Question

Pearson correlation between chIP-seq replicates is very poor- am I doing something wrong in the normalization?!

0

Entering edit mode

6.6 years ago

Zee_S ▴ 60

Hello everyone!

I have several chIP-seq samples and their respective inputs and I want to find the Pearson correlation between different chIp replicates.

I have read many posts and documentation about using deeptools, bedtools etc..for this purpose but for some reason, my correlation values are way lower than I expected! Just looking at the enrichment profiles of two IP replicates in IGV, they seem to be very well overlapped but the r value doesn't suggest so.

Im wandering if I'm doing the calculation correctly...or if this is just how the replicates are..

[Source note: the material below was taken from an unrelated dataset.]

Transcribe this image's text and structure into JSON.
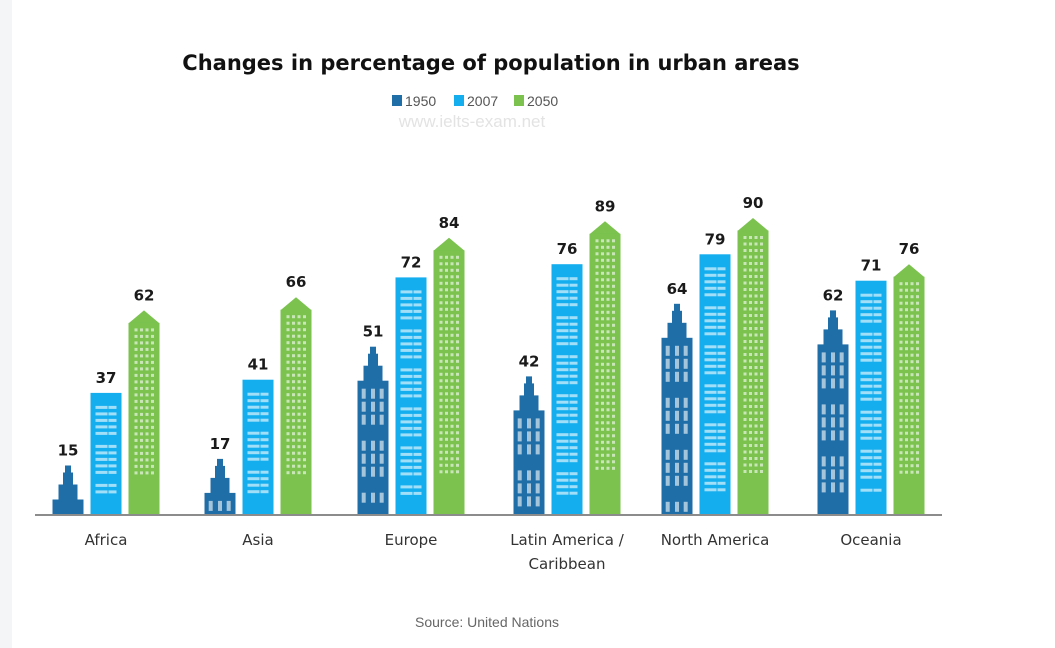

I would be grateful to receive your input on the step by step of how to calculate the r values, either with deep tools or with bedtools or another tool. This would help me very much to validate my method and be assured that the values I get are not incorrect due to an incorrect normalization.

Many thanks!

correlation ChIP-Seq pearson • 2.9k views

ADD COMMENT • link updated 6.6 years ago by jomo018 ▴ 730 • written 6.6 years ago by Zee_S ▴ 60

0

Entering edit mode

So which steps are you doing exactly ? I just follow the Galaxy training ChIP-seq tutorial which is rather nice : http://galaxyproject.github.io/training-material/topics/chip-seq/tutorials/tal1-binding-site-identification/tutorial.html

So far results have been very sensible. However, it could be your replicates are screwed up, because on the wet lab side ChIP-seq is really hard.

ADD REPLY • link 6.6 years ago by colindaven 7.0k

0

Entering edit mode

Hello Colin, Thanks a lot of your reply. I looked at the link you sent me.. thank you! It looks like the tool mentioned here for correlation is the deep tools multibamsummary tool followed by plot correlation tool. I am wandering if this tool normalizes the bam files for sequencing depth or library size? or is it just a raw count? this is actually not mentioned in the documentation.

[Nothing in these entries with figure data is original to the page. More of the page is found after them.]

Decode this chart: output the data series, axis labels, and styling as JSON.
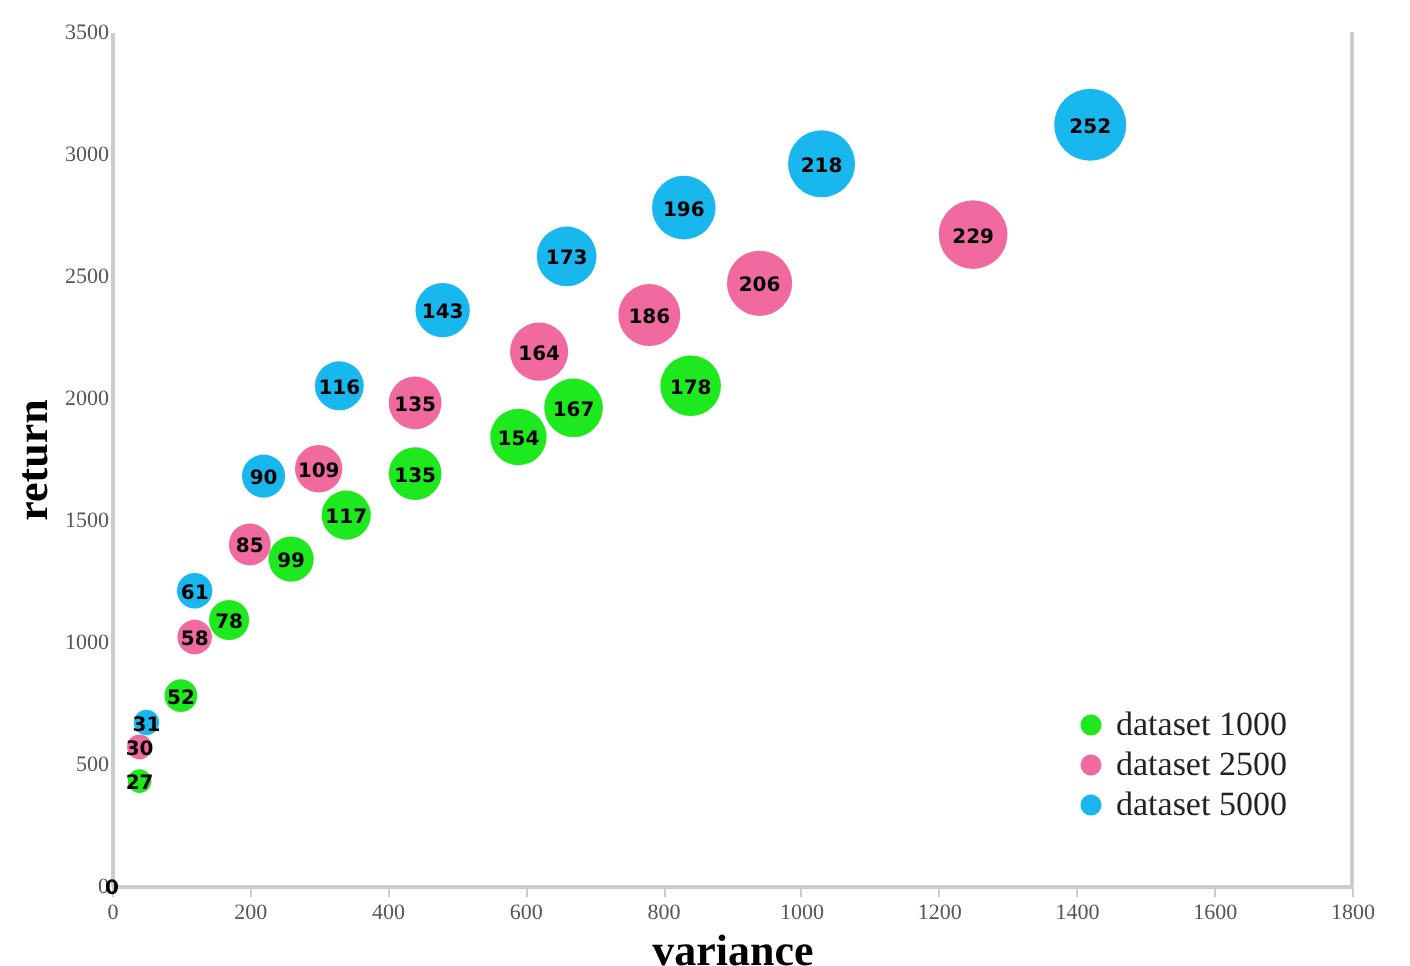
{
  "chart_data": {
    "type": "bubble",
    "xlabel": "variance",
    "ylabel": "return",
    "xlim": [
      0,
      1800
    ],
    "ylim": [
      0,
      3500
    ],
    "xticks": [
      0,
      200,
      400,
      600,
      800,
      1000,
      1200,
      1400,
      1600,
      1800
    ],
    "yticks": [
      0,
      500,
      1000,
      1500,
      2000,
      2500,
      3000,
      3500
    ],
    "grid": false,
    "legend": "bottom right",
    "annotations": [
      "0"
    ],
    "series": [
      {
        "name": "dataset 1000",
        "color": "#1ee81e",
        "x": [
          40,
          100,
          170,
          260,
          340,
          440,
          590,
          670,
          840
        ],
        "values": [
          430,
          780,
          1090,
          1340,
          1520,
          1690,
          1840,
          1960,
          2050
        ],
        "sizes": [
          27,
          52,
          78,
          99,
          117,
          135,
          154,
          167,
          178
        ],
        "value_labels": [
          "27",
          "52",
          "78",
          "99",
          "117",
          "135",
          "154",
          "167",
          "178"
        ]
      },
      {
        "name": "dataset 2500",
        "color": "#f06aa0",
        "x": [
          40,
          120,
          200,
          300,
          440,
          620,
          780,
          940,
          1250
        ],
        "values": [
          570,
          1020,
          1400,
          1710,
          1980,
          2190,
          2340,
          2470,
          2670
        ],
        "sizes": [
          30,
          58,
          85,
          109,
          135,
          164,
          186,
          206,
          229
        ],
        "value_labels": [
          "30",
          "58",
          "85",
          "109",
          "135",
          "164",
          "186",
          "206",
          "229"
        ]
      },
      {
        "name": "dataset 5000",
        "color": "#18b8ee",
        "x": [
          50,
          120,
          220,
          330,
          480,
          660,
          830,
          1030,
          1420
        ],
        "values": [
          670,
          1210,
          1680,
          2050,
          2360,
          2580,
          2780,
          2960,
          3120
        ],
        "sizes": [
          31,
          61,
          90,
          116,
          143,
          173,
          196,
          218,
          252
        ],
        "value_labels": [
          "31",
          "61",
          "90",
          "116",
          "143",
          "173",
          "196",
          "218",
          "252"
        ]
      }
    ]
  }
}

Ideally I would like to look at the correlation, not between individual bam files, rather between the [IP/Input] enrichment for two replicates. Im not sure mutibamsummary can do this. Any ideas?

ADD REPLY • link 6.6 years ago by Zee_S ▴ 60

1

Entering edit mode

In that case, if multibamsummary can't handle groups of multiple bam files, just combine the IP and input bams into IP.bam and input.bam, then run again. I wouldn't recommend this, replicates are there for a very very good reason.

The docs on multibamsummary are pretty clear

multiBamSummary computes the read coverages for genomic regions for typically two or more BAM files

So these are non-normalized counts

ADD REPLY • link 6.6 years ago by colindaven 7.0k

0

Entering edit mode

thanks, Colin. looks like a good tool to just look at coverage alone. multibam summary can indeed handle multiple bam files, thats not the problem. I just do not comprehend how it would be informative for correlating two (or more) bam files if they are not normalized for read count.

ADD REPLY • link 6.6 years ago by Zee_S ▴ 60

score 1 · Answer 1 · 2018-04-26

Consider the following:

Deeptools bamCompare to create a bedgraph file comparing treated sample against input. The tool supports various normalization options. Just beware, when activating ignoreDuplicates, normalization applies to the reads including duplicates. In that case you need to apply post normalization to the bedgraph files.
R corrplot with bedgraph files as input.

You can test several bin size options and IGV the bedgraph files, prior to corrplot, to get some preliminary feeling of your replicate behavior.